Anche nel carteggio con Spallanzani si nota un periodo di circa un anno (dal 6 giugno 1777 al 12 luglio 1778) in cui non sembrano esserci lettere tra i due; né pare essere una lacuna, come dimostra Spallanzani il 12 luglio: «Quando voi mi scrivete, le lettere vostre mi sono carissime, e quando nol fate, sarei un indiscreto a pretendere che lo faceste, sapendo le molteplici vostre occupazioni, e lo stato di vostra salute, che non sempre è il migliore del mondo. D’altronde se talore passano mesi e mesi ch’io non vi scrivo, e perché ho io da pretendere che voi scriviate a me? Lasciate adunque di farmi scuse pel lungo vostro silenzio [...]» (Spallanzani, Carteggio, p. 239).
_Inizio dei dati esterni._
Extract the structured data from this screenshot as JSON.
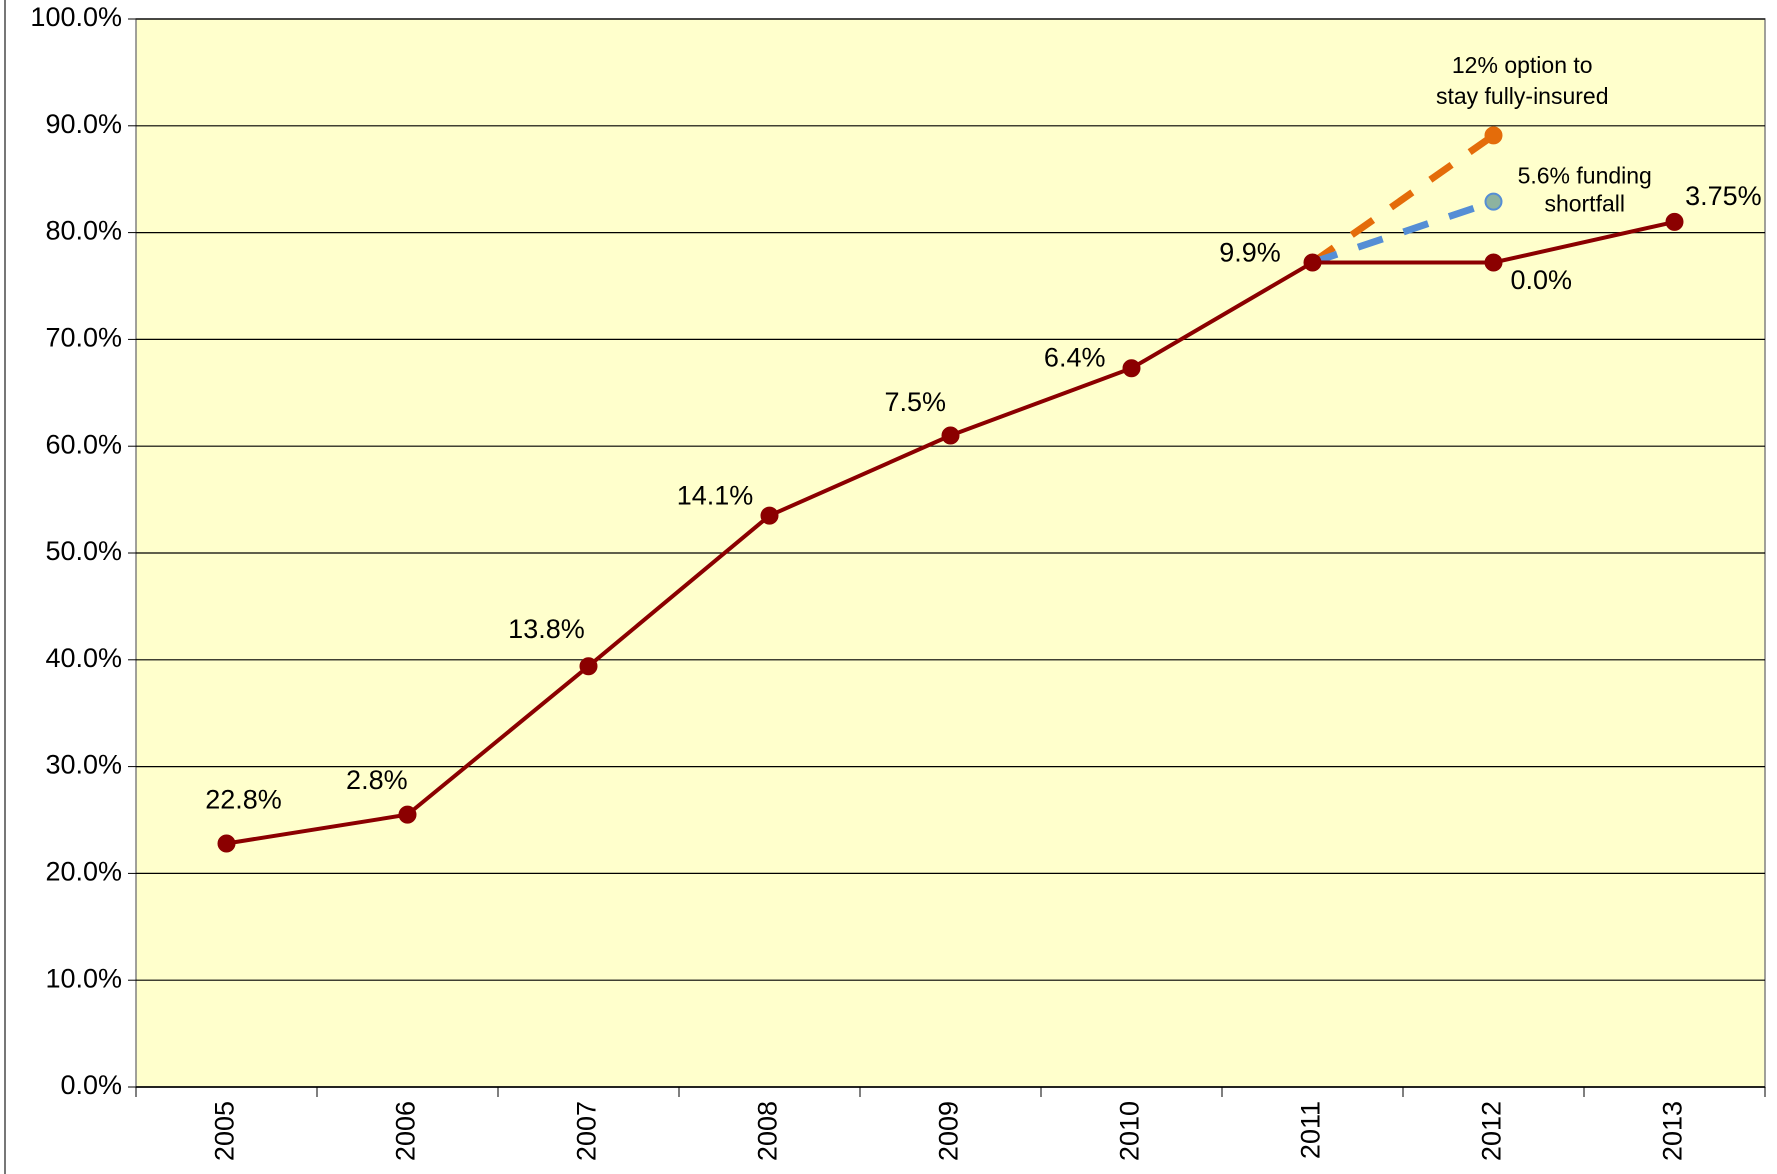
{
  "chart_data": {
    "type": "line",
    "categories": [
      "2005",
      "2006",
      "2007",
      "2008",
      "2009",
      "2010",
      "2011",
      "2012",
      "2013"
    ],
    "series": [
      {
        "color": "#8B0000",
        "values": [
          22.8,
          25.5,
          39.4,
          53.5,
          61.0,
          67.3,
          77.2,
          77.2,
          81.0
        ],
        "point_labels": [
          "22.8%",
          "2.8%",
          "13.8%",
          "14.1%",
          "7.5%",
          "6.4%",
          "9.9%",
          "0.0%",
          "3.75%"
        ]
      },
      {
        "color": "#E46C0A",
        "dashed": true,
        "values": [
          null,
          null,
          null,
          null,
          null,
          null,
          77.2,
          89.1,
          null
        ]
      },
      {
        "color": "#558ED5",
        "dashed": true,
        "values": [
          null,
          null,
          null,
          null,
          null,
          null,
          77.2,
          82.9,
          null
        ]
      }
    ],
    "annotations": [
      [
        "12% option to",
        "stay fully-insured"
      ],
      [
        "5.6% funding",
        "shortfall"
      ]
    ],
    "ylim": [
      0,
      100
    ],
    "yticks": [
      {
        "value": 0,
        "label": "0.0%"
      },
      {
        "value": 10,
        "label": "10.0%"
      },
      {
        "value": 20,
        "label": "20.0%"
      },
      {
        "value": 30,
        "label": "30.0%"
      },
      {
        "value": 40,
        "label": "40.0%"
      },
      {
        "value": 50,
        "label": "50.0%"
      },
      {
        "value": 60,
        "label": "60.0%"
      },
      {
        "value": 70,
        "label": "70.0%"
      },
      {
        "value": 80,
        "label": "80.0%"
      },
      {
        "value": 90,
        "label": "90.0%"
      },
      {
        "value": 100,
        "label": "100.0%"
      }
    ],
    "grid": true,
    "background": "#FFFFCC"
  }
}
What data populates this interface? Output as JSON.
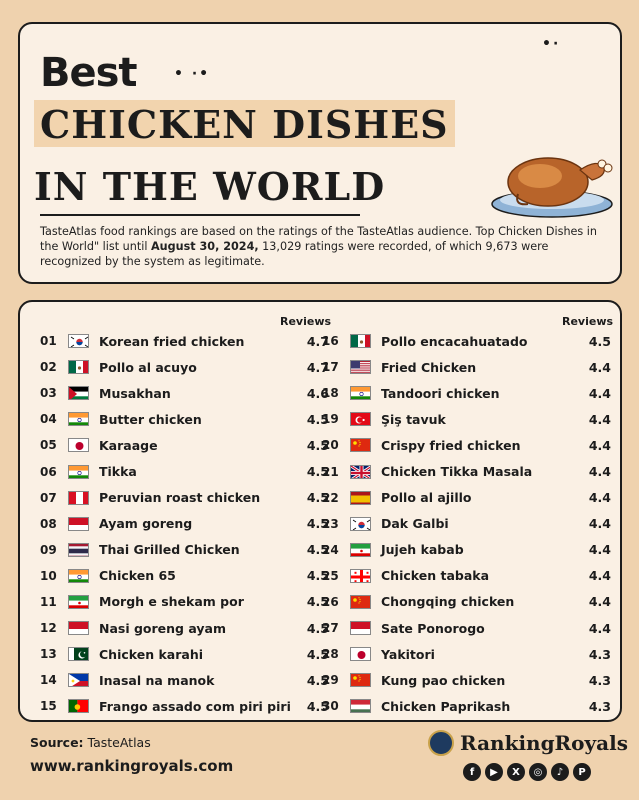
{
  "header": {
    "title_best": "Best",
    "title_line2": "CHICKEN DISHES",
    "title_line3": "IN THE WORLD",
    "intro_part1": "TasteAtlas food rankings are based on the ratings of the TasteAtlas audience. Top Chicken Dishes in the World\" list until ",
    "intro_date": "August 30, 2024,",
    "intro_part2": " 13,029 ratings were recorded, of which 9,673 were recognized by the system as legitimate."
  },
  "list": {
    "reviews_label": "Reviews",
    "left": [
      {
        "rank": "01",
        "name": "Korean fried chicken",
        "score": "4.7",
        "flag": "kr"
      },
      {
        "rank": "02",
        "name": "Pollo al acuyo",
        "score": "4.7",
        "flag": "mx"
      },
      {
        "rank": "03",
        "name": "Musakhan",
        "score": "4.6",
        "flag": "ps"
      },
      {
        "rank": "04",
        "name": "Butter chicken",
        "score": "4.5",
        "flag": "in"
      },
      {
        "rank": "05",
        "name": "Karaage",
        "score": "4.5",
        "flag": "jp"
      },
      {
        "rank": "06",
        "name": "Tikka",
        "score": "4.5",
        "flag": "in"
      },
      {
        "rank": "07",
        "name": "Peruvian roast chicken",
        "score": "4.5",
        "flag": "pe"
      },
      {
        "rank": "08",
        "name": "Ayam goreng",
        "score": "4.5",
        "flag": "id"
      },
      {
        "rank": "09",
        "name": "Thai Grilled Chicken",
        "score": "4.5",
        "flag": "th"
      },
      {
        "rank": "10",
        "name": "Chicken 65",
        "score": "4.5",
        "flag": "in"
      },
      {
        "rank": "11",
        "name": "Morgh e shekam por",
        "score": "4.5",
        "flag": "ir"
      },
      {
        "rank": "12",
        "name": "Nasi goreng ayam",
        "score": "4.5",
        "flag": "id"
      },
      {
        "rank": "13",
        "name": "Chicken karahi",
        "score": "4.5",
        "flag": "pk"
      },
      {
        "rank": "14",
        "name": "Inasal na manok",
        "score": "4.5",
        "flag": "ph"
      },
      {
        "rank": "15",
        "name": "Frango assado com piri piri",
        "score": "4.5",
        "flag": "pt"
      }
    ],
    "right": [
      {
        "rank": "16",
        "name": "Pollo encacahuatado",
        "score": "4.5",
        "flag": "mx"
      },
      {
        "rank": "17",
        "name": "Fried Chicken",
        "score": "4.4",
        "flag": "us"
      },
      {
        "rank": "18",
        "name": "Tandoori chicken",
        "score": "4.4",
        "flag": "in"
      },
      {
        "rank": "19",
        "name": "Şiş tavuk",
        "score": "4.4",
        "flag": "tr"
      },
      {
        "rank": "20",
        "name": "Crispy fried chicken",
        "score": "4.4",
        "flag": "cn"
      },
      {
        "rank": "21",
        "name": "Chicken Tikka Masala",
        "score": "4.4",
        "flag": "gb"
      },
      {
        "rank": "22",
        "name": "Pollo al ajillo",
        "score": "4.4",
        "flag": "es"
      },
      {
        "rank": "23",
        "name": "Dak Galbi",
        "score": "4.4",
        "flag": "kr"
      },
      {
        "rank": "24",
        "name": "Jujeh kabab",
        "score": "4.4",
        "flag": "ir"
      },
      {
        "rank": "25",
        "name": "Chicken tabaka",
        "score": "4.4",
        "flag": "ge"
      },
      {
        "rank": "26",
        "name": "Chongqing chicken",
        "score": "4.4",
        "flag": "cn"
      },
      {
        "rank": "27",
        "name": "Sate Ponorogo",
        "score": "4.4",
        "flag": "id"
      },
      {
        "rank": "28",
        "name": "Yakitori",
        "score": "4.3",
        "flag": "jp"
      },
      {
        "rank": "29",
        "name": "Kung pao chicken",
        "score": "4.3",
        "flag": "cn"
      },
      {
        "rank": "30",
        "name": "Chicken Paprikash",
        "score": "4.3",
        "flag": "hu"
      }
    ]
  },
  "footer": {
    "source_label": "Source:",
    "source_value": " TasteAtlas",
    "url": "www.rankingroyals.com",
    "brand": "RankingRoyals",
    "socials": [
      "f",
      "▶",
      "X",
      "◎",
      "♪",
      "P"
    ]
  },
  "colors": {
    "background": "#efd2ae",
    "card": "#faf0e4",
    "title_highlight": "#f2d4ae"
  }
}
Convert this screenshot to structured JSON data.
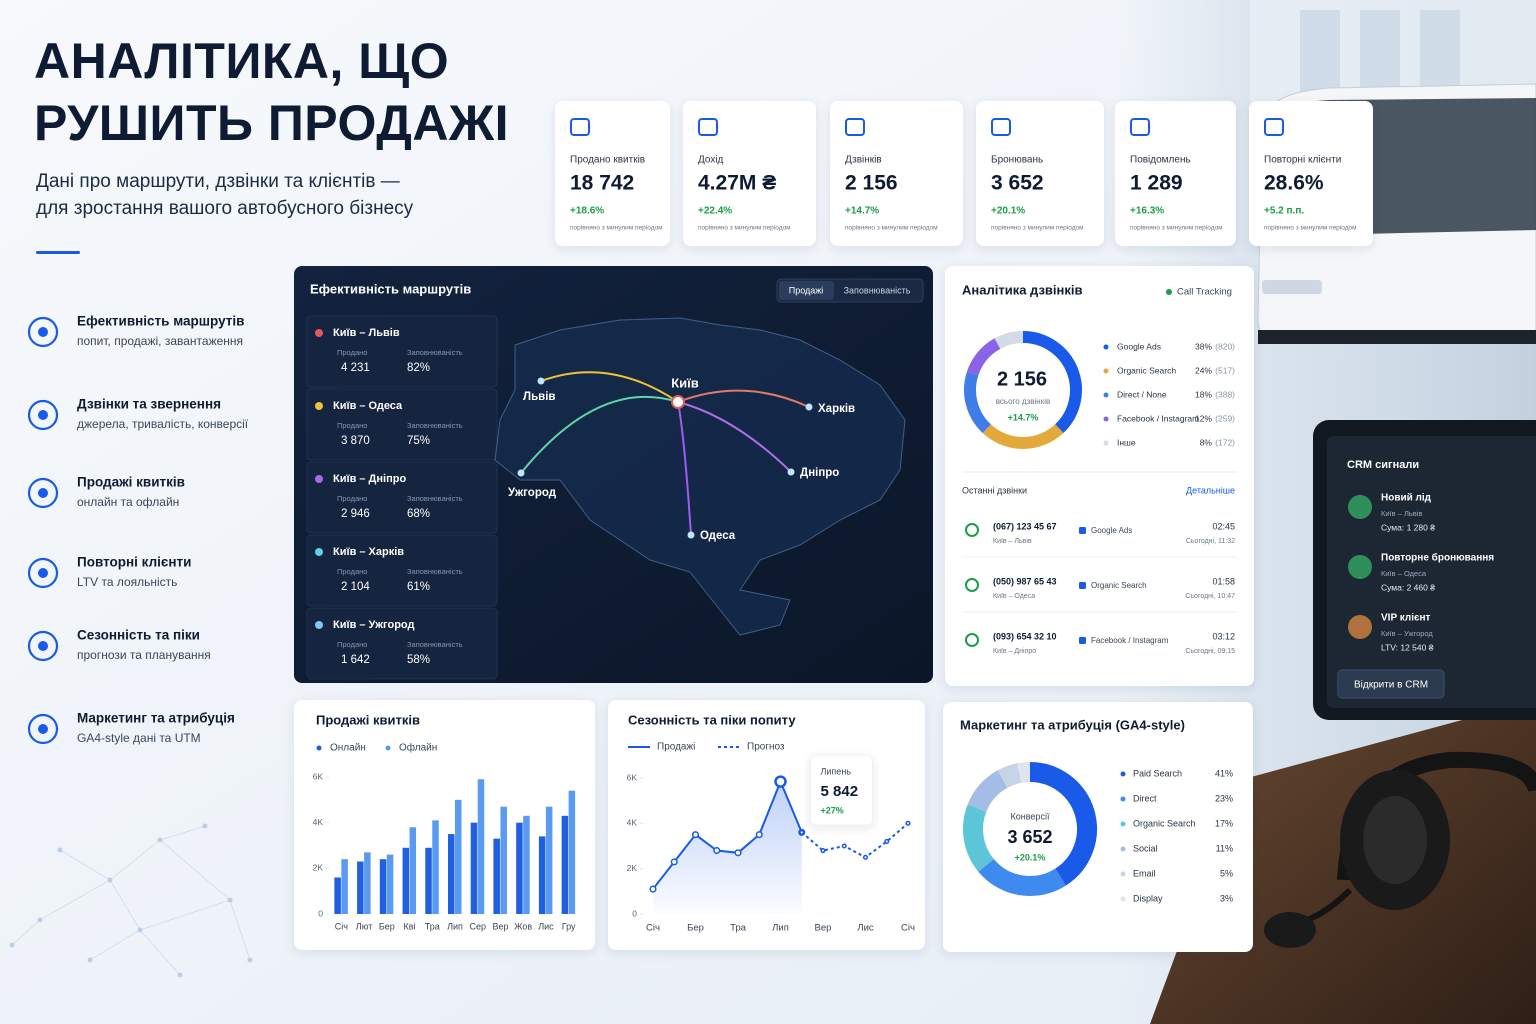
{
  "header": {
    "title_lines": [
      "АНАЛІТИКА, ЩО",
      "РУШИТЬ ПРОДАЖІ"
    ],
    "subtitle_lines": [
      "Дані про маршрути, дзвінки та клієнтів —",
      "для зростання вашого автобусного бізнесу"
    ]
  },
  "features": [
    {
      "title": "Ефективність маршрутів",
      "subtitle": "попит, продажі, завантаження"
    },
    {
      "title": "Дзвінки та звернення",
      "subtitle": "джерела, тривалість, конверсії"
    },
    {
      "title": "Продажі квитків",
      "subtitle": "онлайн та офлайн"
    },
    {
      "title": "Повторні клієнти",
      "subtitle": "LTV та лояльність"
    },
    {
      "title": "Сезонність та піки",
      "subtitle": "прогнози та планування"
    },
    {
      "title": "Маркетинг та атрибуція",
      "subtitle": "GA4-style дані та UTM"
    }
  ],
  "kpis": [
    {
      "label": "Продано квитків",
      "value": "18 742",
      "change": "+18.6%",
      "note": "порівняно з минулим періодом"
    },
    {
      "label": "Дохід",
      "value": "4.27M ₴",
      "change": "+22.4%",
      "note": "порівняно з минулим періодом"
    },
    {
      "label": "Дзвінків",
      "value": "2 156",
      "change": "+14.7%",
      "note": "порівняно з минулим періодом"
    },
    {
      "label": "Бронювань",
      "value": "3 652",
      "change": "+20.1%",
      "note": "порівняно з минулим періодом"
    },
    {
      "label": "Повідомлень",
      "value": "1 289",
      "change": "+16.3%",
      "note": "порівняно з минулим періодом"
    },
    {
      "label": "Повторні клієнти",
      "value": "28.6%",
      "change": "+5.2 п.п.",
      "note": "порівняно з минулим періодом"
    }
  ],
  "routes_panel": {
    "title": "Ефективність маршрутів",
    "tabs": [
      "Продажі",
      "Заповнюваність"
    ],
    "routes": [
      {
        "name": "Київ – Львів",
        "sold_label": "Продано",
        "sold": "4 231",
        "fill_label": "Заповнюваність",
        "fill": "82%"
      },
      {
        "name": "Київ – Одеса",
        "sold_label": "Продано",
        "sold": "3 870",
        "fill_label": "Заповнюваність",
        "fill": "75%"
      },
      {
        "name": "Київ – Дніпро",
        "sold_label": "Продано",
        "sold": "2 946",
        "fill_label": "Заповнюваність",
        "fill": "68%"
      },
      {
        "name": "Київ – Харків",
        "sold_label": "Продано",
        "sold": "2 104",
        "fill_label": "Заповнюваність",
        "fill": "61%"
      },
      {
        "name": "Київ – Ужгород",
        "sold_label": "Продано",
        "sold": "1 642",
        "fill_label": "Заповнюваність",
        "fill": "58%"
      }
    ],
    "cities": [
      "Київ",
      "Львів",
      "Харків",
      "Дніпро",
      "Одеса",
      "Ужгород"
    ]
  },
  "calls_panel": {
    "title": "Аналітика дзвінків",
    "badge": "Call Tracking",
    "recent_title": "Останні дзвінки",
    "more": "Детальніше",
    "calls": [
      {
        "phone": "(067) 123 45 67",
        "route": "Київ – Львів",
        "source": "Google Ads",
        "duration": "02:45",
        "time": "Сьогодні, 11:32"
      },
      {
        "phone": "(050) 987 65 43",
        "route": "Київ – Одеса",
        "source": "Organic Search",
        "duration": "01:58",
        "time": "Сьогодні, 10:47"
      },
      {
        "phone": "(093) 654 32 10",
        "route": "Київ – Дніпро",
        "source": "Facebook / Instagram",
        "duration": "03:12",
        "time": "Сьогодні, 09:15"
      }
    ]
  },
  "crm_panel": {
    "title": "CRM сигнали",
    "items": [
      {
        "title": "Новий лід",
        "route": "Київ – Львів",
        "amount": "Сума: 1 280 ₴"
      },
      {
        "title": "Повторне бронювання",
        "route": "Київ – Одеса",
        "amount": "Сума: 2 460 ₴"
      },
      {
        "title": "VIP клієнт",
        "route": "Київ – Ужгород",
        "amount": "LTV: 12 540 ₴"
      }
    ],
    "button": "Відкрити в CRM"
  },
  "chart_data": [
    {
      "type": "donut",
      "center_value": "2 156",
      "center_label": "всього дзвінків",
      "center_change": "+14.7%",
      "categories": [
        "Google Ads",
        "Organic Search",
        "Direct / None",
        "Facebook / Instagram",
        "Інше"
      ],
      "values": [
        38,
        24,
        18,
        12,
        8
      ],
      "value_labels": [
        "38%",
        "24%",
        "18%",
        "12%",
        "8%"
      ],
      "counts": [
        "(820)",
        "(517)",
        "(388)",
        "(259)",
        "(172)"
      ],
      "colors": [
        "#1a5ae8",
        "#e3a93a",
        "#3f7ee8",
        "#8a63e6",
        "#d3dbe8"
      ]
    },
    {
      "type": "bar",
      "title": "Продажі квитків",
      "categories": [
        "Січ",
        "Лют",
        "Бер",
        "Кві",
        "Тра",
        "Лип",
        "Сер",
        "Вер",
        "Жов",
        "Лис",
        "Гру"
      ],
      "series": [
        {
          "name": "Онлайн",
          "color": "#1f5fe0",
          "values": [
            1600,
            2300,
            2400,
            2900,
            2900,
            3500,
            4000,
            3300,
            4000,
            3400,
            4300
          ]
        },
        {
          "name": "Офлайн",
          "color": "#5a9af0",
          "values": [
            2400,
            2700,
            2600,
            3800,
            4100,
            5000,
            5900,
            4700,
            4300,
            4700,
            5400
          ]
        }
      ],
      "ylim": [
        0,
        6000
      ],
      "yticks": [
        0,
        {
          "value": 2000,
          "label": "2K"
        },
        {
          "value": 4000,
          "label": "4K"
        },
        {
          "value": 6000,
          "label": "6K"
        }
      ]
    },
    {
      "type": "line",
      "title": "Сезонність та піки попиту",
      "categories": [
        "Січ",
        null,
        "Бер",
        null,
        "Тра",
        null,
        "Лип",
        null,
        "Вер",
        null,
        "Лис",
        null,
        "Січ"
      ],
      "series": [
        {
          "name": "Продажі",
          "color": "#1a5ae8",
          "dashed": false,
          "values": [
            1100,
            2300,
            3500,
            2800,
            2700,
            3500,
            5842,
            3600,
            null,
            null,
            null,
            null,
            null
          ],
          "value_labels": [
            null,
            null,
            null,
            null,
            null,
            null,
            "5 842",
            null,
            null,
            null,
            null,
            null,
            null
          ]
        },
        {
          "name": "Прогноз",
          "color": "#1a5ae8",
          "dashed": true,
          "values": [
            null,
            null,
            null,
            null,
            null,
            null,
            null,
            3600,
            2800,
            3000,
            2500,
            3200,
            4000
          ]
        }
      ],
      "tooltip": {
        "title": "Липень",
        "change": "+27%"
      },
      "ylim": [
        0,
        6000
      ],
      "yticks": [
        0,
        {
          "value": 2000,
          "label": "2K"
        },
        {
          "value": 4000,
          "label": "4K"
        },
        {
          "value": 6000,
          "label": "6K"
        }
      ]
    },
    {
      "type": "donut",
      "title": "Маркетинг та атрибуція (GA4-style)",
      "center_label": "Конверсії",
      "center_value": "3 652",
      "center_change": "+20.1%",
      "categories": [
        "Paid Search",
        "Direct",
        "Organic Search",
        "Social",
        "Email",
        "Display"
      ],
      "values": [
        41,
        23,
        17,
        11,
        5,
        3
      ],
      "value_labels": [
        "41%",
        "23%",
        "17%",
        "11%",
        "5%",
        "3%"
      ],
      "colors": [
        "#1a5ae8",
        "#3f8aee",
        "#5cc6d8",
        "#a5bde6",
        "#c7d3e6",
        "#dfe5ee"
      ]
    }
  ]
}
Albrecht von Haller (1708-1777), medico, naturalista e poeta svizzero, fondatore e massimo esponente della scuola medica di Gottinga. Tra i massimi fisiologi del Settecento, fondò la teoria dell’irritabilità. Morì il 12 dicembre 1777 a Berna. Rovatti gli scrisse alcune lettere, conservate nei Manoscritti Campori.